'Your heart smiles': Friends cheer on 7-year-old until he makes a shot on the basketball court
"Let's go, Andrew. Let's go!"
Those were the encouraging words from Conroe ISD elementary students as their friend, 7-year-old Andrew May, made several attempts to score a bucket on the Buckalew Elementary School playground. The video was taken by teacher’s aide Margarita Steinberg but the kids had no idea.
In the 53-second video, students are seen passing a basketball six times before the first grader made the shot. When he did, nearly a dozen students erupted in cheers like they'd just won the NBA Championship. May ran around the blacktop, cheering and pumping his arms in the air.
“Your heart smiles,” said Buckalew Elementary School Principal Jill Price of the video shared by the school district on social media earlier this month. “In this pandemic, there are so many worries in the world. It’s just a moment that everybody deserves.”

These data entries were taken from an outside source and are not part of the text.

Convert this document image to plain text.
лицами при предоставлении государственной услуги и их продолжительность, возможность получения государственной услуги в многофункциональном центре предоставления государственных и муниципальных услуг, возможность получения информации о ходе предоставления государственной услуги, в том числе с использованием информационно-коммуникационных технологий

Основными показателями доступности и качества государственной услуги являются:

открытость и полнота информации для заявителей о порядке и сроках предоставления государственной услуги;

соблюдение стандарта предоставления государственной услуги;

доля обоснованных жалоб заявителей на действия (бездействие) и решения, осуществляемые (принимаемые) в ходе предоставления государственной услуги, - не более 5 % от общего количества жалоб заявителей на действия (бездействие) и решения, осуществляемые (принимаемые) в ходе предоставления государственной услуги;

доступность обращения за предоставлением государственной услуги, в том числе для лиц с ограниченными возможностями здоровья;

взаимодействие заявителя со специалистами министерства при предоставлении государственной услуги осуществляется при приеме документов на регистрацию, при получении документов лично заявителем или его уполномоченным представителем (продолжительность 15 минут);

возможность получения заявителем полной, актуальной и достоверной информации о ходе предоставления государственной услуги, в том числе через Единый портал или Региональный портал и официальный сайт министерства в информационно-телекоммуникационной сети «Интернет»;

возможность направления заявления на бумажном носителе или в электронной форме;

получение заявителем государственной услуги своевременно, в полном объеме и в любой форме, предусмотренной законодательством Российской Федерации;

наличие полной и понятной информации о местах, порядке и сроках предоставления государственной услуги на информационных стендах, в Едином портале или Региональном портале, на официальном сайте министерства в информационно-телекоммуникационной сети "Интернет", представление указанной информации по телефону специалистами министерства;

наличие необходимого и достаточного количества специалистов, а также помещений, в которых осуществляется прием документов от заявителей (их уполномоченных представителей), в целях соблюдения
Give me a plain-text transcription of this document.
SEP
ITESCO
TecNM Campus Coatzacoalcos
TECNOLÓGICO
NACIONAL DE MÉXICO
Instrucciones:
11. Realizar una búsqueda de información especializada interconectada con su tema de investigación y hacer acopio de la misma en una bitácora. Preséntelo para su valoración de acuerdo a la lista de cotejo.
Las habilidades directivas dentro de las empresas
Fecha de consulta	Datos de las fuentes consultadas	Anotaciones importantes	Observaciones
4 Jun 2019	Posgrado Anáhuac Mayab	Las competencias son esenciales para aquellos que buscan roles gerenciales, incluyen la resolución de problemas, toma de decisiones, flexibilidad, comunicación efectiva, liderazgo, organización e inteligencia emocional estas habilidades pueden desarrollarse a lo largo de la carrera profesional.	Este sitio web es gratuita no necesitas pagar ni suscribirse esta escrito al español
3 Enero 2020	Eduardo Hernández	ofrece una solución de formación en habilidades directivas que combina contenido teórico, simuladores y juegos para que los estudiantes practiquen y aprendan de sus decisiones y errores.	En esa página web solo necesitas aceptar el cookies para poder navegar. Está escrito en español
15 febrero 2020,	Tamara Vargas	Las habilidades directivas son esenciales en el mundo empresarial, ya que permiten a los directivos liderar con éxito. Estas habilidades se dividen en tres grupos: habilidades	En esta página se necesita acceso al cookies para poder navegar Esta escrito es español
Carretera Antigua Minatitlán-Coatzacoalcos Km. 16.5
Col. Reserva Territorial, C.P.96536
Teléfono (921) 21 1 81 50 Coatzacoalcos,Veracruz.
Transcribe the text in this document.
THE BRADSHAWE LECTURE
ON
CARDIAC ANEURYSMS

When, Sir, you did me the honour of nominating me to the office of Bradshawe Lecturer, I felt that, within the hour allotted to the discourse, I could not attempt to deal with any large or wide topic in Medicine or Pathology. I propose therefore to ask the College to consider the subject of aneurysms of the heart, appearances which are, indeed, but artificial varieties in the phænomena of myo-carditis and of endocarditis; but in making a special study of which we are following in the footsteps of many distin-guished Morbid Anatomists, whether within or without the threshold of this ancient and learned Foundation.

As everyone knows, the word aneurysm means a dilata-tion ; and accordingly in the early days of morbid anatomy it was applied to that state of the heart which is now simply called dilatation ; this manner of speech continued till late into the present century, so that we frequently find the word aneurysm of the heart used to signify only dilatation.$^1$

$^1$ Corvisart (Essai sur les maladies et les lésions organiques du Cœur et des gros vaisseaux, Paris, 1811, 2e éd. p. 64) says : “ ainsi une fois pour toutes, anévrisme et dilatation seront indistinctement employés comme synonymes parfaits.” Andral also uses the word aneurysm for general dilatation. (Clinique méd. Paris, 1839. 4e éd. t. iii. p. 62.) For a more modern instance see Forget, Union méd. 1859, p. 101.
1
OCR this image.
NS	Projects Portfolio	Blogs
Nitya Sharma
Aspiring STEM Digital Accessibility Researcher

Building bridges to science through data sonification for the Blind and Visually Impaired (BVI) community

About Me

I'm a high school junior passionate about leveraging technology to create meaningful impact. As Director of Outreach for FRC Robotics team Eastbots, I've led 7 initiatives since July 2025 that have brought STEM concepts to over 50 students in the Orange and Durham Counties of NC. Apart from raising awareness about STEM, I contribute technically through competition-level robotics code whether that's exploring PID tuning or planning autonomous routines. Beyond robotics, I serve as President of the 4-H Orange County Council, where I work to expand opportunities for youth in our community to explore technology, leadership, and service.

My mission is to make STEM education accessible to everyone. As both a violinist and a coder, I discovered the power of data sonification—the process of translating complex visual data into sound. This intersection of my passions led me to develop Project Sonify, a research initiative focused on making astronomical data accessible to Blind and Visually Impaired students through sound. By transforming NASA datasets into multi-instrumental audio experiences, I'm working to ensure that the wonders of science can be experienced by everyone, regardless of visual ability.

May’s parents, Katie and Kevin May, couldn’t agree more.
“We all need a cheering squad like that,” Andrew's mother said. “That is what just touched us so much, was to see those boys in action when they didn’t even know they were being filmed.”
The Mays want to hug and thank the parents of the boys who passed the basketball to their son. The video, the family believes, highlights what can help if more of us saw opportunities to be more inclusive.
“Awesome. Kind. Peaceful. Wouldn’t we all sleep better?" Katie said.
“It’s a good reminder of what good vibes can do,” Kevin said as Andrew looked on with a big smile. “It’s just a good reminder. When you put out positive energy it just comes back to you.”
Their young son, who has a twin sister is described as “a ball of sunshine,” who doesn’t know a stranger.
Whether among his three siblings, or on the Colorado slopes with his family or at school, May finds friends.
The 7-year old lives with Down Syndrome. Part of his day at school is spent getting his needs met through specialized learning and therapies, the other half of the day is spent among the general student population and all of his friends. It’s that environment of inclusivity that the May’s think contributes to their son’s classmates seeing and accepting their child so easily.
“It is an environment of inclusion and kindness and love and respect,” said Katie May. “And it’s modeled from the top down,” and practiced on the playground.